A fly-ball pitcher, McCarthy has given up five home runs this spring.

“They’ve been hit on bad pitches,” McCarthy said of the homers. “I don’t have Felix Hernandez stuff. If you throw 97, 98, you can make mistakes. You throw 91, 92, you can’t make mistakes, not up [in the strike zone] anyway.”

He yielded 17 homers in 84 2/3 innings last year, causing the White Sox to conclude that he was a forced fit at the launching pad that is U.S. Cellular Field.

McCarthy is still a good bet to have a long, successful career, but it shouldn’t surprise anyone if he has as many downs as ups this season. It’s a critical year for his career, and he’s going to be even more under the gun in Texas if Danks–a native Texan, no less–turns in a strong rookie season for the White Sox.

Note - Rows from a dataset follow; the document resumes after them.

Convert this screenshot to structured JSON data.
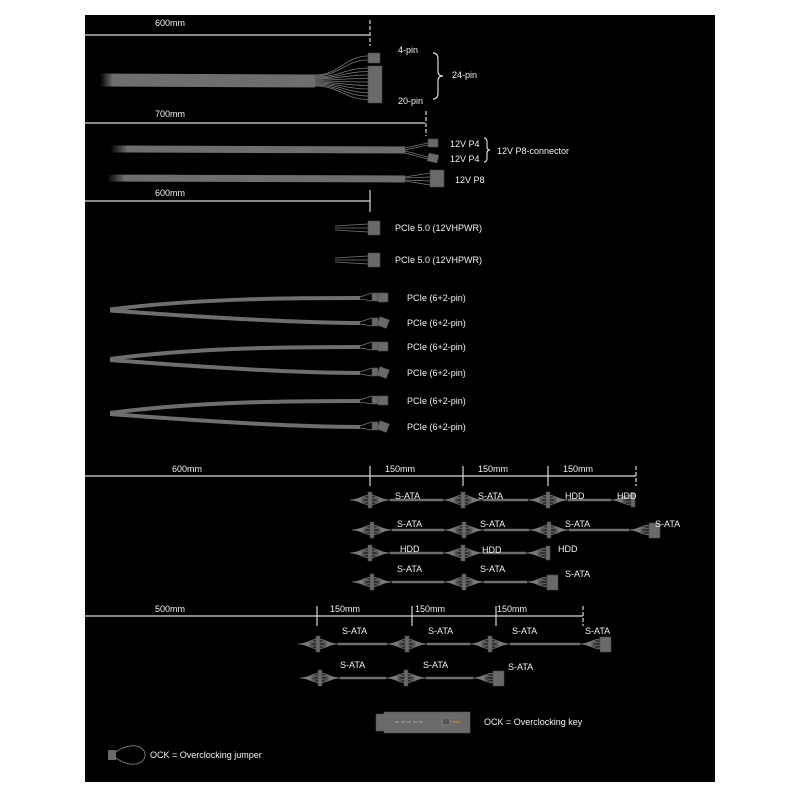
{
  "colors": {
    "background": "#000000",
    "cable": "#6e6e6e",
    "text": "#f2f2f2"
  },
  "atx": {
    "length": "600mm",
    "top": "4-pin",
    "bottom": "20-pin",
    "group": "24-pin"
  },
  "eps": {
    "length": "700mm",
    "p4_a": "12V P4",
    "p4_b": "12V P4",
    "group": "12V P8-connector",
    "p8": "12V P8"
  },
  "pcie": {
    "length": "600mm",
    "pcie5": [
      "PCIe 5.0 (12VHPWR)",
      "PCIe 5.0 (12VHPWR)"
    ],
    "pcie62": [
      "PCIe (6+2-pin)",
      "PCIe (6+2-pin)",
      "PCIe (6+2-pin)",
      "PCIe (6+2-pin)",
      "PCIe (6+2-pin)",
      "PCIe (6+2-pin)"
    ]
  },
  "periph1": {
    "lengths": [
      "600mm",
      "150mm",
      "150mm",
      "150mm"
    ],
    "rows": [
      [
        "S-ATA",
        "S-ATA",
        "HDD",
        "HDD"
      ],
      [
        "S-ATA",
        "S-ATA",
        "S-ATA",
        "S-ATA"
      ],
      [
        "HDD",
        "HDD",
        "HDD"
      ],
      [
        "S-ATA",
        "S-ATA",
        "S-ATA"
      ]
    ]
  },
  "periph2": {
    "lengths": [
      "500mm",
      "150mm",
      "150mm",
      "150mm"
    ],
    "rows": [
      [
        "S-ATA",
        "S-ATA",
        "S-ATA",
        "S-ATA"
      ],
      [
        "S-ATA",
        "S-ATA",
        "S-ATA"
      ]
    ]
  },
  "ock": {
    "key": "OCK = Overclocking key",
    "jumper": "OCK = Overclocking jumper"
  }
}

McCarthy exchanged e-mails with Danks after the trade and said he wishes him well. He said he won’t be following him closely, however. Others will, though, which could be unfortunate for him.

Danks, 21, exudes confidence, on the mound and off. That might be the edge that allowed him to come from out of the pack to snatch Garcia’s old spot, which once seemed certain to go to McCarthy, then most likely to Floyd or Charlie Haeger.

“He’s got great makeup,” the Rangers’ Adair said. “He’s a great competitor, a blue-collar guy . . . a solid young man.”

This spring I’ve asked executives and scouts from other organizations how they see McCarthy, and the consensus is that he looks like a middle- or even a back-of-the-rotation guy, not the kind of guy you build a rotation around.

The scouts who know Danks seem higher on him, even though his fastball is similarly in the low-90s. He’s left-handed, his curveball can be a weapon and his intangibles are almost off the chart.

According to a major-league source, the Tigers targeted Danks as a player they had to have in any trade talks with the Rangers last winter. But whenever his name came up, the Rangers asked for somebody like Jeremy Bonderman or Joel Zumaya.

One of their scouts was stunned when he heard the White Sox had been able to get him for McCarthy.

While the focus was on Floyd, Haeger and even Masset at the start of spring training, Danks was intent on being among the players who will be introduced at U.S. Cellular Field before next Monday’s opener against the Indians.

“Coming in, I don’t think they expected me to be where I am now,” Danks said. “Coming in, I think [the White Sox] thought it would be a two-man race with Gavin and Charlie. I pitched my way into the competition.”

Spring training doesn’t always provide the best evaluation, of course.

But it says a lot when the eyes of an in-the-trenches coach like Adair light up at the mention of someone’s name.

Building another rotation such as the one that won the World Series won’t be easy–and making a sincere effort to keep Garland and Buehrle long-term is still the right thing to do–but Danks looks like he’ll do as much for that cause as McCarthy could have.

That means anything the White Sox get from Masset and Rasner (who will open the season in Class A) is gravy.

The more you look at this trade, the more you understand why Williams did it. It was an offer he couldn’t refuse.